Prioritized Soft Q-Decomposition for Lexicographic Reinforcement Learning

Reinforcement learning (RL) for complex tasks remains a challenge, primarily due to the difficulties of engineering scalar reward functions and the inherent inefficiency of training models from scratch. Instead, it would be better to specify complex tasks in terms of elementary subtasks and to reuse subtask solutions whenever possible. In this work, we address continuous space lexicographic multi-objective RL problems, consisting of prioritized subtasks, which are notoriously difficult to solve. We show that these can be scalarized with a subtask transformation and then solved incrementally using value decomposition. Exploiting this insight, we propose prioritized soft Q-decomposition (PSQD), a novel algorithm for learning and adapting subtask solutions under lexicographic priorities in continuous state-action spaces. PSQD offers the ability to reuse previously learned subtask solutions in a zero-shot composition, followed by an adaptation step. Its ability to use retained subtask training data for offline learning eliminates the need for new environment interaction during adaptation. We demonstrate the efficacy of our approach by presenting successful learning, reuse, and adaptation results for both low- and high-dimensional simulated robot control tasks, as well as offline learning results. In contrast to baseline approaches, PSQD does not trade off between conflicting subtasks or priority constraints and satisfies subtask priorities during learning. PSQD provides an intuitive framework for tackling complex RL problems, offering insights into the inner workings of the subtask composition.

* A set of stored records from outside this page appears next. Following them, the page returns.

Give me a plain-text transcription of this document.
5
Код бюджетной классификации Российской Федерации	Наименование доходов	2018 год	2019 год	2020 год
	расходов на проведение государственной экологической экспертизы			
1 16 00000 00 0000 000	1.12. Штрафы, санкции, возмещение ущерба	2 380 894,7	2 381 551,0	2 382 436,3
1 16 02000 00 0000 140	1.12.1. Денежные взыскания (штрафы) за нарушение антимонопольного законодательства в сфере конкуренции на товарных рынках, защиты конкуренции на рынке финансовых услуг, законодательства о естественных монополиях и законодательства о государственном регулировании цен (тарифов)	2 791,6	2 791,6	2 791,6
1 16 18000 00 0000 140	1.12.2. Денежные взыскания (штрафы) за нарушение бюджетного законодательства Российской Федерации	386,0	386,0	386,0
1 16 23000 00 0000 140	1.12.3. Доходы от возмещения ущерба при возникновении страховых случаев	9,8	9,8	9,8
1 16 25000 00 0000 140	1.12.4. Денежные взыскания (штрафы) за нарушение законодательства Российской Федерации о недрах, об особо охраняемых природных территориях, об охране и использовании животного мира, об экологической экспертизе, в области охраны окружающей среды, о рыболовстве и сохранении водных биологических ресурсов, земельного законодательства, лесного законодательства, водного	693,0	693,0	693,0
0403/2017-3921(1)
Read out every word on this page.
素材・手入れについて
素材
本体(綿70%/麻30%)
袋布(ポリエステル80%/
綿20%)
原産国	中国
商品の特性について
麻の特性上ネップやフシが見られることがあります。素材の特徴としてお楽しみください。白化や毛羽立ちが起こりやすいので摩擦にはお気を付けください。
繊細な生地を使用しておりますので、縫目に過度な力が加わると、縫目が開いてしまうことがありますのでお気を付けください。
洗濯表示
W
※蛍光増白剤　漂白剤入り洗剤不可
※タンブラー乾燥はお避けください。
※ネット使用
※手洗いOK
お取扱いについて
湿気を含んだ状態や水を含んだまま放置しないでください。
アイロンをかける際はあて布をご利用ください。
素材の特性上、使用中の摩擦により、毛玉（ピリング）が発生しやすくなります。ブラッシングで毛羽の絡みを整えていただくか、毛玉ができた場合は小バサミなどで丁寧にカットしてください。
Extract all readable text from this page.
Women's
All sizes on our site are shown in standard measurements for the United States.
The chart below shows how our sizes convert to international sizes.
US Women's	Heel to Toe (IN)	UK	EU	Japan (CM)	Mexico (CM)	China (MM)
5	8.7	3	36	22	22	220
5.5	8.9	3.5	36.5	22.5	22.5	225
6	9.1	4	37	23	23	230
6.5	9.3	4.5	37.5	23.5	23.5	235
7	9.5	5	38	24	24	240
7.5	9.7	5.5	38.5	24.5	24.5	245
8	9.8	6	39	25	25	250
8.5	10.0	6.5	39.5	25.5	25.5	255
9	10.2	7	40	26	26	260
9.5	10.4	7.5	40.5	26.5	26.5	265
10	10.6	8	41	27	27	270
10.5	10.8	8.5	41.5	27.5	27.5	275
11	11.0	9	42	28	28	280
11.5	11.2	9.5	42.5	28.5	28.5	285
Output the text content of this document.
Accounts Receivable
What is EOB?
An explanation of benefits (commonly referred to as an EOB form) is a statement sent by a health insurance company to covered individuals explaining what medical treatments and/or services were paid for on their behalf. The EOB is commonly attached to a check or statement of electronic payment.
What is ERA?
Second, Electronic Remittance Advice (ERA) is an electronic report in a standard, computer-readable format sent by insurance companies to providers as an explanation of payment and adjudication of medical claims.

翻译：强化学习（RL）在复杂任务中的应用仍然面临挑战，这主要源于标量奖励函数设计的困难以及从头训练模型的固有低效性。相反，更好的做法是根据基本子任务来指定复杂任务，并尽可能重用子任务的解决方案。本文研究连续空间中具有优先顺序子任务的词法多目标强化学习问题，这类问题通常难以求解。我们证明此类问题可通过子任务变换进行标量化，并利用价值分解逐步求解。基于这一见解，我们提出优先考虑软Q分解（PSQD）算法，这是一种在连续状态-动作空间中学习并调整遵从词法优先顺序的子任务解决方案的新方法。PSQD支持零样本组合复用先前学习到的子任务解决方案，随后进行适应性调整。其利用保留的子任务训练数据进行离线学习的特点，使适应过程中无需与环境进行新交互。我们通过低维和高维模拟机器人控制任务的成功学习、复用和调整结果，以及离线学习结果验证了方法的有效性。与基线方法相比，PSQD不会在冲突子任务或优先级约束间进行权衡，并在学习过程中完全满足子任务优先级要求。PSQD为处理复杂强化学习问题提供了直观的框架，揭示了子任务组合的内部工作机制。